Fatigue Cracking in Asphalt

Fatigue cracking is that cracking and chipping we see on our roads almost anywhere we go. It seems to be quite harmless but a smart road manager knows this is a sign that the pavement is on its way to failure.

Fatigue cracking in asphalt is generally recognizable by what’s known as alligator cracking, so named because the cracking takes the shape of the spikes on an alligators back. Something like chicken wire or a lightning bolt. These start small and spread and appear near each other and connect eventually requiring serious repair.

Just like it sounds, fatigue cracking is a symptom of over use, either by loads too heavy for the pavement or more repetitions of a given load than designed for. Poorly drained bases beneath the surface layer of asphalt will make the problem worse.

3 types of Fatigue Cracking

The Federal Highway Administration’s identifies 3 levels of severity for fatigue cracking:

  • High severity fatigue cracking is when the cracks have connected in large areas and there are several pieces of surface asphalt that are very loose. This is when the pavement has been stressed to the limit of its fatigue life. It is no longer attractive and is barely functional. Pavement in this condition needs repair immediately.
  • Moderate severity fatigue cracking is distinguished by the arrival of connecting cracks and the alligator type cracking pattern. The cracks may be swollen slightly and lower layers of road materials be become evident. Pieces of the surface layer of asphalt my move and break off if subjected to traffic.
  • Low severity fatigue cracking is when an area of asphalt has only small cracks with very few or none of them connecting to display the zig zag alligator type shape. Also the cracks are not evidently removing lower layers of the road materials.

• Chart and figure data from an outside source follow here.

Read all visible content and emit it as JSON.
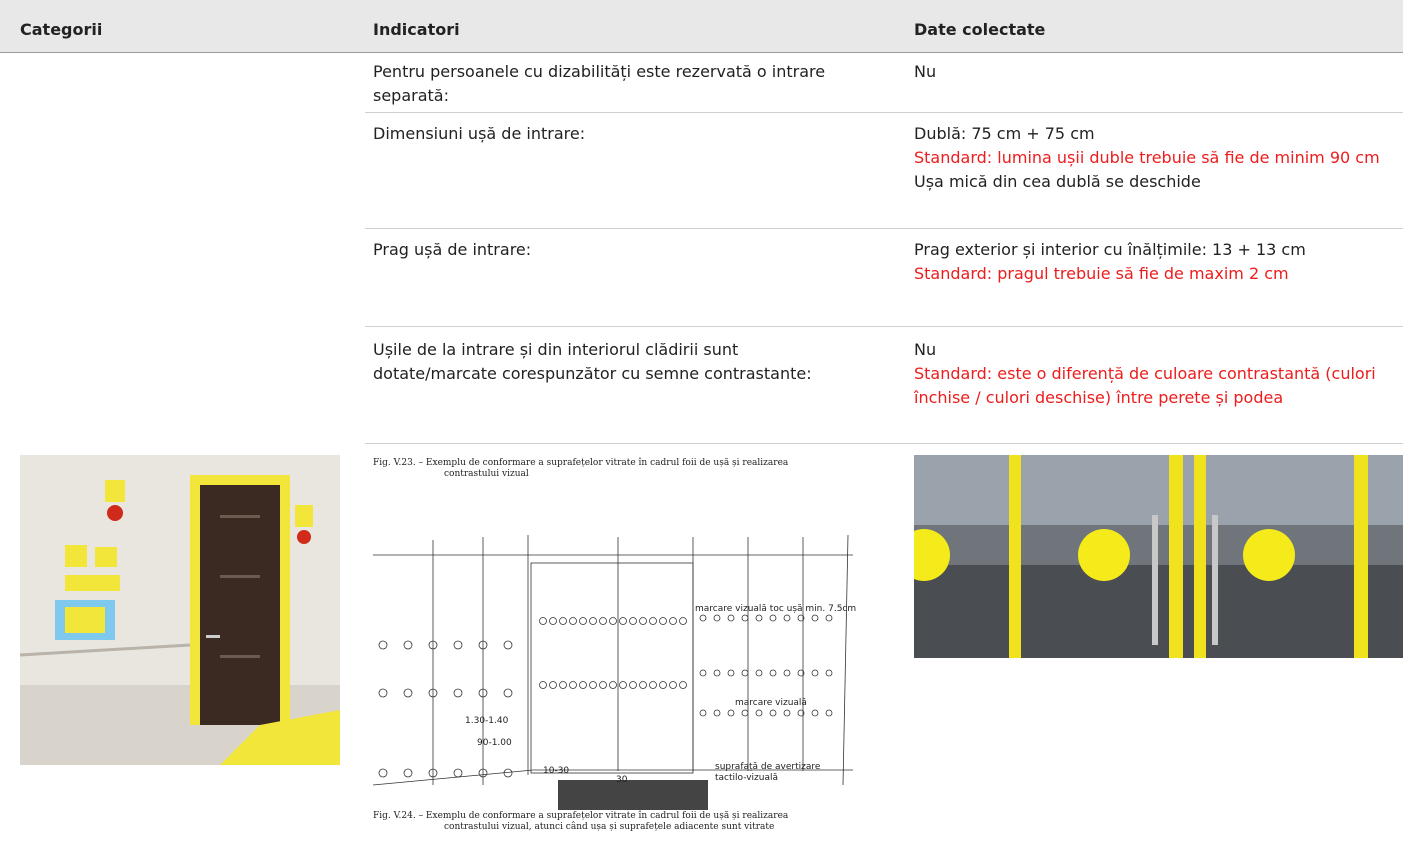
{
  "header": {
    "columns": [
      "Categorii",
      "Indicatori",
      "Date colectate"
    ]
  },
  "rows": [
    {
      "indicator": "Pentru persoanele cu dizabilități este rezervată o intrare separată:",
      "data": [
        {
          "text": "Nu",
          "color": "#222222"
        }
      ]
    },
    {
      "indicator": "Dimensiuni ușă de intrare:",
      "data": [
        {
          "text": "Dublă: 75 cm + 75 cm",
          "color": "#222222"
        },
        {
          "text": "Standard: lumina ușii duble trebuie să fie de minim 90 cm",
          "color": "#ee1c1c"
        },
        {
          "text": "Ușa mică din cea dublă se deschide",
          "color": "#222222"
        }
      ]
    },
    {
      "indicator": "Prag ușă de intrare:",
      "data": [
        {
          "text": "Prag exterior și interior cu înălțimile: 13 + 13 cm",
          "color": "#222222"
        },
        {
          "text": "Standard: pragul trebuie să fie de maxim 2 cm",
          "color": "#ee1c1c"
        }
      ]
    },
    {
      "indicator": "Ușile de la intrare și din interiorul clădirii sunt dotate/marcate corespunzător cu semne contrastante:",
      "data": [
        {
          "text": "Nu",
          "color": "#222222"
        },
        {
          "text": "Standard: este o diferență de culoare contrastantă (culori închise / culori deschise) între perete și podea",
          "color": "#ee1c1c"
        }
      ]
    }
  ],
  "figure": {
    "caption_top": [
      "Fig. V.23. –   Exemplu de conformare a suprafețelor vitrate în cadrul foii de ușă și realizarea",
      "contrastului vizual"
    ],
    "labels": [
      "marcare vizuală toc ușă min. 7.5cm",
      "marcare vizuală",
      "1.30-1.40",
      "90-1.00",
      "10-30",
      "30",
      "suprafață de avertizare",
      "tactilo-vizuală"
    ],
    "caption_bottom": [
      "Fig. V.24. –   Exemplu de conformare a suprafețelor vitrate în cadrul foii de ușă și realizarea",
      "contrastului vizual, atunci când ușa și suprafețele adiacente sunt vitrate"
    ]
  }
}
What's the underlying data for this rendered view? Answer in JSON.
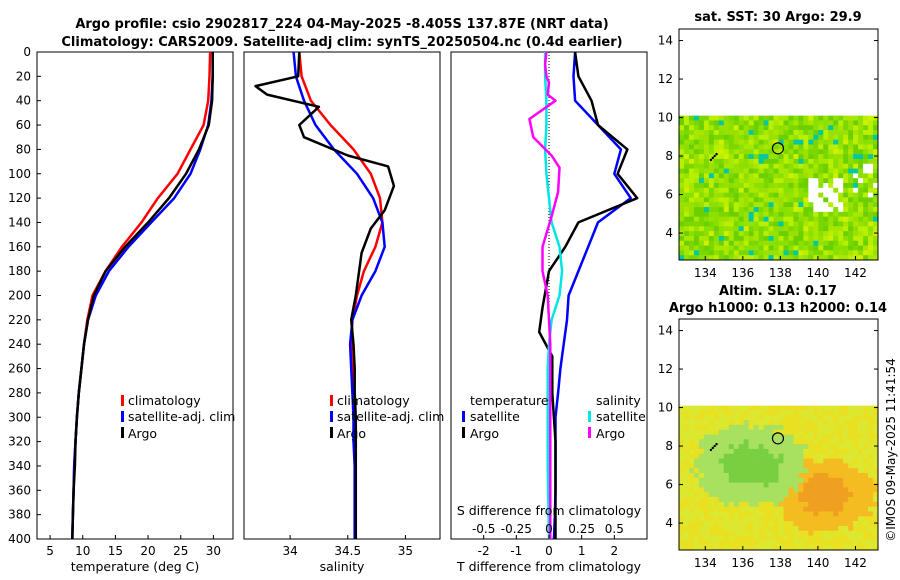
{
  "header": {
    "title_line1": "Argo profile: csio 2902817_224 04-May-2025 -8.405S 137.87E (NRT data)",
    "title_line2": "Climatology: CARS2009. Satellite-adj clim: synTS_20250504.nc (0.4d earlier)"
  },
  "watermark": "©IMOS 09-May-2025 11:41:54",
  "colors": {
    "climatology": "#ff0000",
    "satellite": "#0000ff",
    "argo": "#000000",
    "s_satellite": "#00e5e5",
    "s_argo": "#ff00ff"
  },
  "chart_data": [
    {
      "id": "temperature",
      "type": "line",
      "xlabel": "temperature (deg C)",
      "ylabel": "",
      "xlim": [
        3,
        33
      ],
      "ylim": [
        400,
        0
      ],
      "xticks": [
        "5",
        "10",
        "15",
        "20",
        "25",
        "30"
      ],
      "xtick_values": [
        5,
        10,
        15,
        20,
        25,
        30
      ],
      "yticks": [
        "0",
        "20",
        "40",
        "60",
        "80",
        "100",
        "120",
        "140",
        "160",
        "180",
        "200",
        "220",
        "240",
        "260",
        "280",
        "300",
        "320",
        "340",
        "360",
        "380",
        "400"
      ],
      "ytick_values": [
        0,
        20,
        40,
        60,
        80,
        100,
        120,
        140,
        160,
        180,
        200,
        220,
        240,
        260,
        280,
        300,
        320,
        340,
        360,
        380,
        400
      ],
      "legend": [
        "climatology",
        "satellite-adj. clim",
        "Argo"
      ],
      "series": [
        {
          "name": "climatology",
          "color": "#ff0000",
          "points": [
            [
              29.5,
              0
            ],
            [
              29.4,
              20
            ],
            [
              29.2,
              40
            ],
            [
              28.5,
              60
            ],
            [
              26.5,
              80
            ],
            [
              24.5,
              100
            ],
            [
              21.5,
              120
            ],
            [
              19.0,
              140
            ],
            [
              16.0,
              160
            ],
            [
              13.5,
              180
            ],
            [
              11.5,
              200
            ],
            [
              10.7,
              220
            ],
            [
              10.2,
              240
            ],
            [
              9.8,
              260
            ],
            [
              9.4,
              280
            ],
            [
              9.1,
              300
            ],
            [
              8.9,
              320
            ],
            [
              8.7,
              340
            ],
            [
              8.6,
              360
            ],
            [
              8.5,
              380
            ],
            [
              8.4,
              400
            ]
          ]
        },
        {
          "name": "satellite-adj. clim",
          "color": "#0000ff",
          "points": [
            [
              29.9,
              0
            ],
            [
              29.9,
              20
            ],
            [
              29.7,
              40
            ],
            [
              29.2,
              60
            ],
            [
              28.0,
              80
            ],
            [
              26.5,
              100
            ],
            [
              24.0,
              120
            ],
            [
              20.5,
              140
            ],
            [
              17.0,
              160
            ],
            [
              14.0,
              180
            ],
            [
              12.0,
              200
            ],
            [
              10.8,
              220
            ],
            [
              10.2,
              240
            ],
            [
              9.8,
              260
            ],
            [
              9.4,
              280
            ],
            [
              9.1,
              300
            ],
            [
              8.9,
              320
            ],
            [
              8.7,
              340
            ],
            [
              8.6,
              360
            ],
            [
              8.5,
              380
            ],
            [
              8.4,
              400
            ]
          ]
        },
        {
          "name": "Argo",
          "color": "#000000",
          "points": [
            [
              29.9,
              0
            ],
            [
              29.9,
              20
            ],
            [
              29.8,
              40
            ],
            [
              29.3,
              60
            ],
            [
              27.8,
              80
            ],
            [
              25.8,
              100
            ],
            [
              23.2,
              120
            ],
            [
              20.0,
              140
            ],
            [
              16.5,
              160
            ],
            [
              13.5,
              180
            ],
            [
              11.7,
              200
            ],
            [
              10.8,
              220
            ],
            [
              10.2,
              240
            ],
            [
              9.8,
              260
            ],
            [
              9.4,
              280
            ],
            [
              9.1,
              300
            ],
            [
              8.9,
              320
            ],
            [
              8.8,
              340
            ],
            [
              8.6,
              360
            ],
            [
              8.5,
              380
            ],
            [
              8.4,
              400
            ]
          ]
        }
      ]
    },
    {
      "id": "salinity",
      "type": "line",
      "xlabel": "salinity",
      "ylabel": "",
      "xlim": [
        33.6,
        35.3
      ],
      "ylim": [
        400,
        0
      ],
      "xticks": [
        "34",
        "34.5",
        "35"
      ],
      "xtick_values": [
        34,
        34.5,
        35
      ],
      "legend": [
        "climatology",
        "satellite-adj. clim",
        "Argo"
      ],
      "series": [
        {
          "name": "climatology",
          "color": "#ff0000",
          "points": [
            [
              34.08,
              0
            ],
            [
              34.1,
              20
            ],
            [
              34.18,
              40
            ],
            [
              34.35,
              60
            ],
            [
              34.55,
              80
            ],
            [
              34.7,
              100
            ],
            [
              34.78,
              120
            ],
            [
              34.8,
              140
            ],
            [
              34.74,
              160
            ],
            [
              34.64,
              180
            ],
            [
              34.58,
              200
            ],
            [
              34.54,
              220
            ],
            [
              34.53,
              240
            ],
            [
              34.54,
              260
            ],
            [
              34.55,
              280
            ],
            [
              34.56,
              300
            ],
            [
              34.56,
              320
            ],
            [
              34.56,
              340
            ],
            [
              34.56,
              360
            ],
            [
              34.56,
              380
            ],
            [
              34.56,
              400
            ]
          ]
        },
        {
          "name": "satellite-adj. clim",
          "color": "#0000ff",
          "points": [
            [
              34.03,
              0
            ],
            [
              34.05,
              20
            ],
            [
              34.12,
              40
            ],
            [
              34.22,
              60
            ],
            [
              34.38,
              80
            ],
            [
              34.58,
              100
            ],
            [
              34.72,
              120
            ],
            [
              34.8,
              140
            ],
            [
              34.82,
              160
            ],
            [
              34.74,
              180
            ],
            [
              34.62,
              200
            ],
            [
              34.54,
              220
            ],
            [
              34.52,
              240
            ],
            [
              34.53,
              260
            ],
            [
              34.54,
              280
            ],
            [
              34.55,
              300
            ],
            [
              34.55,
              320
            ],
            [
              34.56,
              340
            ],
            [
              34.56,
              360
            ],
            [
              34.56,
              380
            ],
            [
              34.56,
              400
            ]
          ]
        },
        {
          "name": "Argo",
          "color": "#000000",
          "points": [
            [
              34.08,
              0
            ],
            [
              34.07,
              20
            ],
            [
              33.7,
              28
            ],
            [
              33.8,
              35
            ],
            [
              34.25,
              45
            ],
            [
              34.08,
              60
            ],
            [
              34.12,
              70
            ],
            [
              34.5,
              85
            ],
            [
              34.85,
              94
            ],
            [
              34.9,
              110
            ],
            [
              34.82,
              130
            ],
            [
              34.7,
              145
            ],
            [
              34.62,
              165
            ],
            [
              34.57,
              200
            ],
            [
              34.53,
              220
            ],
            [
              34.55,
              240
            ],
            [
              34.56,
              260
            ],
            [
              34.56,
              280
            ],
            [
              34.57,
              300
            ],
            [
              34.57,
              320
            ],
            [
              34.57,
              340
            ],
            [
              34.57,
              360
            ],
            [
              34.57,
              380
            ],
            [
              34.57,
              400
            ]
          ]
        }
      ]
    },
    {
      "id": "differences",
      "type": "line",
      "xlabel": "T difference from climatology",
      "x2label": "S difference from climatology",
      "xlim": [
        -3,
        3
      ],
      "x2lim": [
        -0.75,
        0.75
      ],
      "ylim": [
        400,
        0
      ],
      "xticks": [
        "-2",
        "-1",
        "0",
        "1",
        "2"
      ],
      "xtick_values": [
        -2,
        -1,
        0,
        1,
        2
      ],
      "x2ticks": [
        "-0.5",
        "-0.25",
        "0",
        "0.25",
        "0.5"
      ],
      "x2tick_values": [
        -0.5,
        -0.25,
        0,
        0.25,
        0.5
      ],
      "legend_temperature_title": "temperature",
      "legend_salinity_title": "salinity",
      "legend_temperature": [
        "satellite",
        "Argo"
      ],
      "legend_salinity": [
        "satellite",
        "Argo"
      ],
      "series": [
        {
          "name": "T satellite",
          "color": "#0000ff",
          "axis": "T",
          "points": [
            [
              0.8,
              0
            ],
            [
              0.75,
              20
            ],
            [
              0.8,
              40
            ],
            [
              1.5,
              60
            ],
            [
              2.2,
              80
            ],
            [
              2.0,
              100
            ],
            [
              2.5,
              120
            ],
            [
              1.5,
              140
            ],
            [
              1.2,
              160
            ],
            [
              0.9,
              180
            ],
            [
              0.6,
              200
            ],
            [
              0.55,
              220
            ],
            [
              0.45,
              240
            ],
            [
              0.35,
              260
            ],
            [
              0.28,
              280
            ],
            [
              0.2,
              300
            ],
            [
              0.2,
              320
            ],
            [
              0.2,
              340
            ],
            [
              0.2,
              360
            ],
            [
              0.18,
              380
            ],
            [
              0.15,
              400
            ]
          ]
        },
        {
          "name": "T Argo",
          "color": "#000000",
          "axis": "T",
          "points": [
            [
              0.8,
              0
            ],
            [
              0.9,
              20
            ],
            [
              1.3,
              40
            ],
            [
              1.5,
              60
            ],
            [
              2.4,
              80
            ],
            [
              2.1,
              100
            ],
            [
              2.7,
              120
            ],
            [
              0.9,
              140
            ],
            [
              0.5,
              160
            ],
            [
              0.0,
              180
            ],
            [
              -0.2,
              210
            ],
            [
              -0.3,
              230
            ],
            [
              0.1,
              250
            ],
            [
              0.1,
              280
            ],
            [
              0.2,
              320
            ],
            [
              0.2,
              360
            ],
            [
              0.2,
              400
            ]
          ]
        },
        {
          "name": "S satellite",
          "color": "#00e5e5",
          "axis": "S",
          "points": [
            [
              -0.03,
              0
            ],
            [
              -0.03,
              20
            ],
            [
              -0.02,
              40
            ],
            [
              -0.02,
              60
            ],
            [
              -0.03,
              80
            ],
            [
              -0.02,
              100
            ],
            [
              0.0,
              120
            ],
            [
              0.02,
              140
            ],
            [
              0.08,
              160
            ],
            [
              0.1,
              180
            ],
            [
              0.08,
              200
            ],
            [
              0.02,
              220
            ],
            [
              0.0,
              240
            ],
            [
              -0.01,
              260
            ],
            [
              -0.01,
              300
            ],
            [
              -0.01,
              340
            ],
            [
              0.0,
              400
            ]
          ]
        },
        {
          "name": "S Argo",
          "color": "#ff00ff",
          "axis": "S",
          "points": [
            [
              -0.02,
              0
            ],
            [
              -0.03,
              10
            ],
            [
              -0.02,
              20
            ],
            [
              0.0,
              25
            ],
            [
              -0.01,
              35
            ],
            [
              0.05,
              40
            ],
            [
              -0.15,
              55
            ],
            [
              -0.12,
              70
            ],
            [
              0.02,
              85
            ],
            [
              0.08,
              95
            ],
            [
              0.07,
              115
            ],
            [
              0.02,
              135
            ],
            [
              -0.05,
              160
            ],
            [
              -0.05,
              180
            ],
            [
              -0.01,
              200
            ],
            [
              0.0,
              220
            ],
            [
              0.01,
              240
            ],
            [
              0.01,
              280
            ],
            [
              0.01,
              320
            ],
            [
              0.01,
              360
            ],
            [
              0.01,
              400
            ]
          ]
        }
      ]
    },
    {
      "id": "sst-map",
      "type": "heatmap",
      "title": "sat. SST: 30 Argo: 29.9",
      "xlim": [
        132.6,
        143.2
      ],
      "ylim": [
        2.6,
        14.6
      ],
      "xticks": [
        "134",
        "136",
        "138",
        "140",
        "142"
      ],
      "xtick_values": [
        134,
        136,
        138,
        140,
        142
      ],
      "yticks": [
        "4",
        "6",
        "8",
        "10",
        "12",
        "14"
      ],
      "ytick_values": [
        4,
        6,
        8,
        10,
        12,
        14
      ],
      "data_top_lat": 10.1,
      "marker": [
        137.87,
        8.4
      ]
    },
    {
      "id": "sla-map",
      "type": "heatmap",
      "title_line1": "Altim. SLA: 0.17",
      "title_line2": "Argo h1000: 0.13 h2000: 0.14",
      "xlim": [
        132.6,
        143.2
      ],
      "ylim": [
        2.6,
        14.6
      ],
      "xticks": [
        "134",
        "136",
        "138",
        "140",
        "142"
      ],
      "xtick_values": [
        134,
        136,
        138,
        140,
        142
      ],
      "yticks": [
        "4",
        "6",
        "8",
        "10",
        "12",
        "14"
      ],
      "ytick_values": [
        4,
        6,
        8,
        10,
        12,
        14
      ],
      "data_top_lat": 10.1,
      "marker": [
        137.87,
        8.4
      ]
    }
  ]
}
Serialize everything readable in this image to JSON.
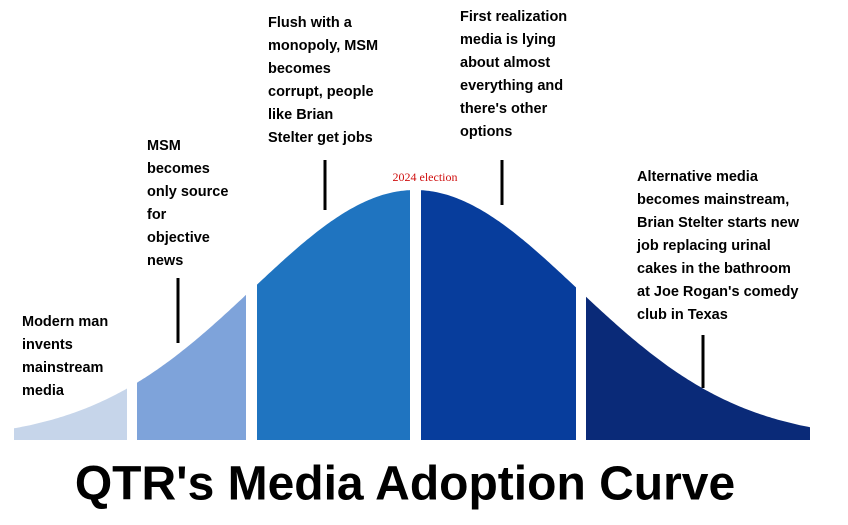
{
  "title": "QTR's Media Adoption Curve",
  "marker": "2024 election",
  "annotations": [
    {
      "lines": [
        "Modern man",
        "invents",
        "mainstream",
        "media"
      ]
    },
    {
      "lines": [
        "MSM",
        "becomes",
        "only source",
        "for",
        "objective",
        "news"
      ]
    },
    {
      "lines": [
        "Flush with a",
        "monopoly, MSM",
        "becomes",
        "corrupt, people",
        "like Brian",
        "Stelter get jobs"
      ]
    },
    {
      "lines": [
        "First realization",
        "media is lying",
        "about almost",
        "everything and",
        "there's other",
        "options"
      ]
    },
    {
      "lines": [
        "Alternative media",
        "becomes mainstream,",
        "Brian Stelter starts new",
        "job replacing urinal",
        "cakes in the bathroom",
        "at Joe Rogan's comedy",
        "club in Texas"
      ]
    }
  ]
}
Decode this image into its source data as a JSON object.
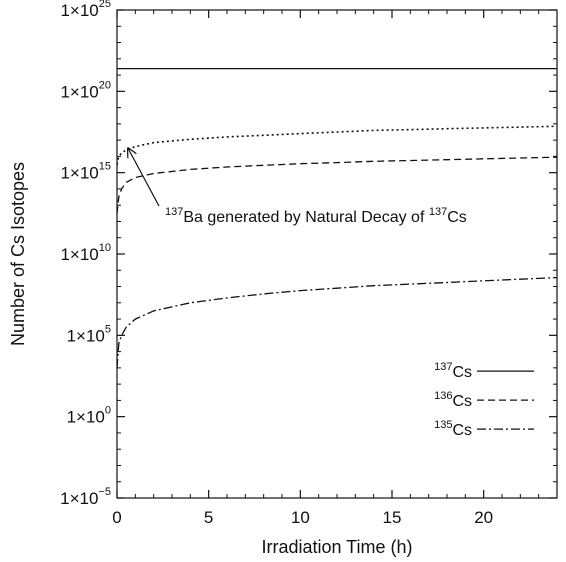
{
  "chart_data": {
    "type": "line",
    "xlabel": "Irradiation Time (h)",
    "ylabel": "Number of Cs Isotopes",
    "x_scale": "linear",
    "y_scale": "log",
    "xlim": [
      0,
      24
    ],
    "ylim": [
      -5,
      25
    ],
    "x_ticks": [
      {
        "value": 0,
        "label": "0"
      },
      {
        "value": 5,
        "label": "5"
      },
      {
        "value": 10,
        "label": "10"
      },
      {
        "value": 15,
        "label": "15"
      },
      {
        "value": 20,
        "label": "20"
      }
    ],
    "y_ticks": [
      {
        "exp": -5,
        "base": "1×10",
        "power": "−5"
      },
      {
        "exp": 0,
        "base": "1×10",
        "power": "0"
      },
      {
        "exp": 5,
        "base": "1×10",
        "power": "5"
      },
      {
        "exp": 10,
        "base": "1×10",
        "power": "10"
      },
      {
        "exp": 15,
        "base": "1×10",
        "power": "15"
      },
      {
        "exp": 20,
        "base": "1×10",
        "power": "20"
      },
      {
        "exp": 25,
        "base": "1×10",
        "power": "25"
      }
    ],
    "grid": false,
    "legend_position": "bottom-right",
    "series": [
      {
        "name_sup": "137",
        "name_base": "Cs",
        "style": "solid",
        "x": [
          0,
          24
        ],
        "log10_y": [
          21.4,
          21.4
        ]
      },
      {
        "name_sup": "136",
        "name_base": "Cs",
        "style": "dashed",
        "x": [
          0,
          0.1,
          0.25,
          0.5,
          1,
          2,
          4,
          6,
          8,
          10,
          12,
          14,
          16,
          18,
          20,
          22,
          24
        ],
        "log10_y": [
          12.5,
          13.5,
          14.0,
          14.4,
          14.7,
          14.95,
          15.2,
          15.35,
          15.45,
          15.55,
          15.62,
          15.7,
          15.75,
          15.8,
          15.85,
          15.9,
          15.95
        ]
      },
      {
        "name_sup": "135",
        "name_base": "Cs",
        "style": "dashdot",
        "x": [
          0,
          0.1,
          0.25,
          0.5,
          1,
          2,
          4,
          6,
          8,
          10,
          12,
          14,
          16,
          18,
          20,
          22,
          24
        ],
        "log10_y": [
          3.0,
          4.5,
          5.0,
          5.5,
          6.0,
          6.5,
          7.0,
          7.3,
          7.55,
          7.75,
          7.9,
          8.05,
          8.15,
          8.25,
          8.35,
          8.45,
          8.55
        ]
      },
      {
        "style": "dotted",
        "x": [
          0,
          0.1,
          0.25,
          0.5,
          1,
          2,
          4,
          6,
          8,
          10,
          12,
          14,
          16,
          18,
          20,
          22,
          24
        ],
        "log10_y": [
          15.5,
          16.0,
          16.2,
          16.4,
          16.6,
          16.85,
          17.05,
          17.2,
          17.3,
          17.4,
          17.5,
          17.6,
          17.65,
          17.7,
          17.75,
          17.8,
          17.85
        ]
      }
    ],
    "annotation": {
      "parts": [
        {
          "text": "137",
          "sup": true
        },
        {
          "text": "Ba generated by Natural Decay of ",
          "sup": false
        },
        {
          "text": "137",
          "sup": true
        },
        {
          "text": "Cs",
          "sup": false
        }
      ],
      "arrow_to": {
        "x": 0.6,
        "log10_y": 16.5
      }
    }
  }
}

Repairing Fatigue Cracking

Repairing fatigue cracking and the potholes it creates does more than just improve the appearance of the site. Fixing cracks and holes reduces safety hazards. In Atlanta, no one is better at resurfacing and rehabilitation of asphalt than Dykes Paving. You can find information about their resurfacing work here.

New studies on old roads have shown the best way to prevent fatigue cracking is to start from the bottom up with better materials and better processes. Although it is impossible to prevent fatigue cracking indefinitely, roads are getting better and more durable every year. But traffic and use of trucks has also been increasing in recent decades. When an old road has reached the end of its fatigue life and high severity fatigue cracking is apparent then work has to be done to fix the road. Typical surface treatments sometimes lonely 3-4 years which is terribly expensive. This may be a sign the base materials have shifted and are now highly conducive to creating these surface cracks. This can be because of a combination of poor drainage and shifts and cracks in the base materials which allows water into areas it shouldn’t be allowed.

At this point the best thing to do is to rebuild the road from the bottom up. You will have to dig up all the layers and re-lay it better and more carefully. Especially if the road is old, the new bottom up treatment will last significantly longer due to technology and materials improvement. But for roads who aren’t quite that old it may seem like a lot of work to dig it up and start again. Repaving and resurfacing can help save the life of your asphalt and keep it attractive.